I think that the air traffic thing is because there's no Air Traffic
Control radar out there, and the planes rely on a GPS system for instrument
flight clearances.   That may be located in Anchorage.  The only reason I
noticed it was that I was sitting at a restaurant table--people who were
standing nearby missed it.

I assume that we have one or more galoots circa Anchorage, but no direct

267269 Phil Schempf <philschempf@g...> 2018‑12‑01 Re: How is the Alaska Contingent?
Not noticeable in Juneau. Some pics at adn.com

Phil from SE

Sent from my iPhone
267270 Christopher Swingley <cswingle@s...> 2018‑12‑01 Re: How is the Alaska Contingent?

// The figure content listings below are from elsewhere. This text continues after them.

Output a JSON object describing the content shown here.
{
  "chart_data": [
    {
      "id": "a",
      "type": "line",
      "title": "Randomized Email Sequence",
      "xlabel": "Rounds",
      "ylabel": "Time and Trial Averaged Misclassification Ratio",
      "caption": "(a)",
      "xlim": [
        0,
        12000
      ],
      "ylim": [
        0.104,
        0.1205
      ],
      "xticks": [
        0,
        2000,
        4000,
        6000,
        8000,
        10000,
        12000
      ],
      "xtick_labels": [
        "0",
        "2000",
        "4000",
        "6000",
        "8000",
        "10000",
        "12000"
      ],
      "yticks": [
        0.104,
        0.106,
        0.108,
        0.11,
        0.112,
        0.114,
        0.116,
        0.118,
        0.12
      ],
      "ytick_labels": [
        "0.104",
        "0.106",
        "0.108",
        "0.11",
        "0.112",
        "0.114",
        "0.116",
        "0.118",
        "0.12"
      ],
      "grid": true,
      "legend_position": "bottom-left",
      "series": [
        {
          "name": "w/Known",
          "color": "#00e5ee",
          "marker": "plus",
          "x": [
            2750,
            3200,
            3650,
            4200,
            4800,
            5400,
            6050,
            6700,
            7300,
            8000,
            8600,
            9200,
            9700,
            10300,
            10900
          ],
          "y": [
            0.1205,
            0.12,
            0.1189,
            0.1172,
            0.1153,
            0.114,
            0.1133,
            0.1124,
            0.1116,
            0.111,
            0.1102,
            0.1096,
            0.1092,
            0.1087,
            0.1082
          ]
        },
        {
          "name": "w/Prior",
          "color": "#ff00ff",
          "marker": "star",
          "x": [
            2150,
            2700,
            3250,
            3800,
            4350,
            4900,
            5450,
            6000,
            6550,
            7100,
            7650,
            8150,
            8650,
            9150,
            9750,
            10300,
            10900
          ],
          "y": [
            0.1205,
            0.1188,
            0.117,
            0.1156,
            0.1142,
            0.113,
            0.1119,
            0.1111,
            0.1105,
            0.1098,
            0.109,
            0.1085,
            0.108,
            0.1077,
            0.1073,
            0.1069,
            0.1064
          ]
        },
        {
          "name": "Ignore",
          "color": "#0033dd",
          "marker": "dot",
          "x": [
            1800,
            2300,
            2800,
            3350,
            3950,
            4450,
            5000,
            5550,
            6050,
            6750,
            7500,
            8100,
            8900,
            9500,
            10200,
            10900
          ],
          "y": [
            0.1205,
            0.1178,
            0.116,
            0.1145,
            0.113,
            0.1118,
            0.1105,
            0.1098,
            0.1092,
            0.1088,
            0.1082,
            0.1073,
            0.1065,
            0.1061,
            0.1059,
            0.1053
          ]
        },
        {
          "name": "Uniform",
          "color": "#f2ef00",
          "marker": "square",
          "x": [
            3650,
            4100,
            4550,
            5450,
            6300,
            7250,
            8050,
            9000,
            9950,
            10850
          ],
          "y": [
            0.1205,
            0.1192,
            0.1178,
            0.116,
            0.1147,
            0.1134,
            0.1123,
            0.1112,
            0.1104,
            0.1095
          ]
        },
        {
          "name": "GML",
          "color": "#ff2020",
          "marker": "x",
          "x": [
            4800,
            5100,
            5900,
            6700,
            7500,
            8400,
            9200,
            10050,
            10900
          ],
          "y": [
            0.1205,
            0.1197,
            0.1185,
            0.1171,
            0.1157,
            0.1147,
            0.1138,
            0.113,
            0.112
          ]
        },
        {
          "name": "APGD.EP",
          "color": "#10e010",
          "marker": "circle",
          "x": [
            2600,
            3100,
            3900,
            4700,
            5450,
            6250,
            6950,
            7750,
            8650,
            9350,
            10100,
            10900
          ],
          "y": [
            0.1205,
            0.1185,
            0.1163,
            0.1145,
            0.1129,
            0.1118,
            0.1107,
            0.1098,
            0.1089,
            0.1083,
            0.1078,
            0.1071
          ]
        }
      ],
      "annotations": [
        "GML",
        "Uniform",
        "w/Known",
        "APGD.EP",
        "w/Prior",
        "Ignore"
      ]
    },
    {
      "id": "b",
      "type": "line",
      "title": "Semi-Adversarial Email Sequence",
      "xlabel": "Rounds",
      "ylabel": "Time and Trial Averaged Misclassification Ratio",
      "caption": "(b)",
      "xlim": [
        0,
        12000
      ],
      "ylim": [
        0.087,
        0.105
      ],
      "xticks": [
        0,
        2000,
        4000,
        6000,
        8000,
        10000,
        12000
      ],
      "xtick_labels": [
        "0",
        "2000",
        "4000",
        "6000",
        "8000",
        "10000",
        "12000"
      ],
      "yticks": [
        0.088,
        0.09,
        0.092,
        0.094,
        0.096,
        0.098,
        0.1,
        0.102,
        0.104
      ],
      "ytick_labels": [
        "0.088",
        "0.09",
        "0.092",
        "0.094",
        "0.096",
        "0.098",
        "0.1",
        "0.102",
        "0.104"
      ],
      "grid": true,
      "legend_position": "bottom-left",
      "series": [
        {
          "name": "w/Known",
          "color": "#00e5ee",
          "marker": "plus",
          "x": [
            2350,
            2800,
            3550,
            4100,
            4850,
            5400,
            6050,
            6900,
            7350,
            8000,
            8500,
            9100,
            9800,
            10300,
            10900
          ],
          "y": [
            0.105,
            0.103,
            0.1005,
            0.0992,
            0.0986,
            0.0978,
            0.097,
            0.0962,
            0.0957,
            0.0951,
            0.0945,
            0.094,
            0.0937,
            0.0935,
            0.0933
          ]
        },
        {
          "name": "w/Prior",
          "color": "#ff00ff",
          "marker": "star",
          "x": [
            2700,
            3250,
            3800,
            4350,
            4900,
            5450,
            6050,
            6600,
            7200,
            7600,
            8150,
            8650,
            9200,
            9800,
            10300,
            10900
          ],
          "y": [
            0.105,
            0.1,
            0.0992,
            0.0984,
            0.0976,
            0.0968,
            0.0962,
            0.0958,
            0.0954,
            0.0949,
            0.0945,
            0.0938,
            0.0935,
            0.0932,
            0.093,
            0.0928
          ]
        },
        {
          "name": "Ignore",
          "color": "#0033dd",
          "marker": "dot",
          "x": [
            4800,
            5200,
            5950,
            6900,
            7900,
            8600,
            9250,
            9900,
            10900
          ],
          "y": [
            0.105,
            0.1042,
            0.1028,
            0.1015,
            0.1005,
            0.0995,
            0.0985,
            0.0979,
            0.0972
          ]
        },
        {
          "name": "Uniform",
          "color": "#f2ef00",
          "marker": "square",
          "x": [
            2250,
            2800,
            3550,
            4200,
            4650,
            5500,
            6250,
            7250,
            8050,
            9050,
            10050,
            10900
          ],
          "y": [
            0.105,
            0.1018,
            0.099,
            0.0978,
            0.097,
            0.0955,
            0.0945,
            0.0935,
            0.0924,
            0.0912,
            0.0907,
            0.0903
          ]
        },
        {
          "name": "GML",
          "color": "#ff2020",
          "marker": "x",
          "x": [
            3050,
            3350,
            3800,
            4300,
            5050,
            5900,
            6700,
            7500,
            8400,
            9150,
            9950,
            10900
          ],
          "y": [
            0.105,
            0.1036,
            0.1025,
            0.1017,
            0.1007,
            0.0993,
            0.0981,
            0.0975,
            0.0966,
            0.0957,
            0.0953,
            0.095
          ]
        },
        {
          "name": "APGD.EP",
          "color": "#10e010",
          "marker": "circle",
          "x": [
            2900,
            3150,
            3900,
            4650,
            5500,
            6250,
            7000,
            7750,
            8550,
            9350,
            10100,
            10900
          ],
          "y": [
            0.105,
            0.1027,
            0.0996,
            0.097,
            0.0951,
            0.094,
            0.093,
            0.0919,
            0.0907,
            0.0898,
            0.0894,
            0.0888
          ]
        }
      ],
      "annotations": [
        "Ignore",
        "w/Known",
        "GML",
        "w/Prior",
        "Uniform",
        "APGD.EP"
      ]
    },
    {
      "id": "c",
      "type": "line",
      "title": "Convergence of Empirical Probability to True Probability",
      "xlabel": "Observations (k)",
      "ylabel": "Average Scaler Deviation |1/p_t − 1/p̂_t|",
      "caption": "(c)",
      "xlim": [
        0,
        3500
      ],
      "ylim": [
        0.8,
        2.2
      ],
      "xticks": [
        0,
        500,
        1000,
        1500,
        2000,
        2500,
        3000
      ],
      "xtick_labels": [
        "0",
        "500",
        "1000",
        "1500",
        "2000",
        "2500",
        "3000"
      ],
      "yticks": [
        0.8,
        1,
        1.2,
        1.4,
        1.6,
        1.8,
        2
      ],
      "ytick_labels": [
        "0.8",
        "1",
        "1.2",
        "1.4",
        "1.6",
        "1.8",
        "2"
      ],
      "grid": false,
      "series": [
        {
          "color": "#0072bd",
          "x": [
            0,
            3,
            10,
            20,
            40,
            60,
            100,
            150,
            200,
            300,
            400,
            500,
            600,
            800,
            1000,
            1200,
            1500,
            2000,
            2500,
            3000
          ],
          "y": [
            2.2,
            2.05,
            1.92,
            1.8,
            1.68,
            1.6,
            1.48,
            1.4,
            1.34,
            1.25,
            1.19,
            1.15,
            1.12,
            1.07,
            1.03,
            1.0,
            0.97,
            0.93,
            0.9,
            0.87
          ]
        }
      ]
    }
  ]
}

Yeah, I didn't notice it here in Fairbanks, but I have several
co-workers who felt it, which is pretty remarkable for an earthquake
that happened hundreds of miles away. The company I work for has an
office in Anchorage, so I spent a lot of the day yesterday talking
with those folks about their experiences and getting their servers and
network back on-line. I heard from one person who was on the 19th
floor of the tallest building in Alaska (22 floors) and she said it
was absolutely terrifying. Some of the overhead shots of the highway
damage are pretty incredible; you can totally see how the ground
liquified and spread out, breaking the frozen asphalt into sharp
puzzle pieces. For example:
Unless you lived through the 9.2 magnitude Good Friday Quake in 1964,
this is likely the biggest earthquake any Alaska resident has ever
experienced. I was in Fairbanks for the 2002 Denali Fault earthquake,
which had a larger magnitude (7.9) but was much farther away from
Fairbanks than yesterday's earthquake in Anchorage. Something I'll
never forget. It's hard to reconcile things when the very ground you
are standing on is no longer behaving as a solid.